O Rio de Janeiro vai receber nos próximos dias 2.000 homens do Exército para atuar na apreensão de armas de grosso calibre e em operações de inteligência contra o tráfico de drogas, sem contudo fazer patrulhamento ostensivo nem ocupar morros e favelas da cidade.
A decisão foi anunciada após uma reunião nesta segunda-feira, no Rio, entre a governadora Rosinha Matheus, os ministros da Justiça, Márcio Thomaz Bastos, da Defesa, José Viegas, da Coordenação Política, Aldo Rebelo, e a cúpula da Segurança do Estado.
O pedido de ajuda do Exército foi feito no mês passado, após um confronto entre traficantes em favelas da cidade ter deixado 13 mortos em 15 dias.
"Ninguém vai ver tropa na rua, caminhão ou tanque. Não foi isso que o governo do Estado solicitou e não foi isso que o governo federal ofereceu", afirmou a governadora após a reunião. Sobre a possível entrada dos homens do Exército em favelas, a governadora disse que "serão incursões pontuais".
A data do início da operação das Forças Armadas não foi anunciada e, segundo as autoridades, ainda existem questões formais a ser resolvidas. A ação tem que ser autorizada por um decreto presidencial.

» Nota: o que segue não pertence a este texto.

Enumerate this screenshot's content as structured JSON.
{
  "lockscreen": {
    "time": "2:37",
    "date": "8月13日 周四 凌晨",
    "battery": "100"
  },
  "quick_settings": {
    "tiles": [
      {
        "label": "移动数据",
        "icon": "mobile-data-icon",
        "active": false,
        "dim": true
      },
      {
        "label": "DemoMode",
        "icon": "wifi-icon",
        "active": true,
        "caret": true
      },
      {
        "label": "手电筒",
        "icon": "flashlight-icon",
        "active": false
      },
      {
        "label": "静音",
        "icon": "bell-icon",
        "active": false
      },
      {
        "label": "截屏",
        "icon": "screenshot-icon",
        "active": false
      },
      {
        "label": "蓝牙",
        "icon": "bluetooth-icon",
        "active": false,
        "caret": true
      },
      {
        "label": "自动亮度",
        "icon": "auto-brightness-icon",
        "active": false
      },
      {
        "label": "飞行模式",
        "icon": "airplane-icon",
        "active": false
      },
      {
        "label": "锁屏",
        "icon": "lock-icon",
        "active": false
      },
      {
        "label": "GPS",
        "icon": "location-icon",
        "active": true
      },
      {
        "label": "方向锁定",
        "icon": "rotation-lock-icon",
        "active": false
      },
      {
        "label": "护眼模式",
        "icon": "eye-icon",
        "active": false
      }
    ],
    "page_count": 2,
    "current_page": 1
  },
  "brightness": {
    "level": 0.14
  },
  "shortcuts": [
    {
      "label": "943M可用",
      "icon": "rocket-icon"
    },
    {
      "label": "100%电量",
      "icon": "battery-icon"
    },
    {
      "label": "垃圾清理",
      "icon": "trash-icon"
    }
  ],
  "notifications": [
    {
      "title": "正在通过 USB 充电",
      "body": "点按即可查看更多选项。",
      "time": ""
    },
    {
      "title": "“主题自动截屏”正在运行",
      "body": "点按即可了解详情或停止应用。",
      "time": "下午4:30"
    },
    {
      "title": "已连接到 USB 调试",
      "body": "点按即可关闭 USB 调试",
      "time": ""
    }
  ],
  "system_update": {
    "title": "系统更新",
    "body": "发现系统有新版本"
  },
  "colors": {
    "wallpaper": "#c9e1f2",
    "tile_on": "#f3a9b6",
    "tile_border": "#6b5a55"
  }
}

"Será uma cooperação institucional respeitando a autonomia do Estado e do governo federal ... o acordo ainda precisa de respaldos jurídicos", disse o ministro da Coordenação Política, Aldo Rebelo.
Segundo as autoridades, os homens do Exército vão atuar em conjunto com as polícias Civil e Militar do Rio de Janeiro. Durante a reunião, que durou mais de duas horas, foi firmado um convênio entre o Estado e o governo federal. De acordo com Rebelo, a operação vai custar mais de 10 milhões de reais.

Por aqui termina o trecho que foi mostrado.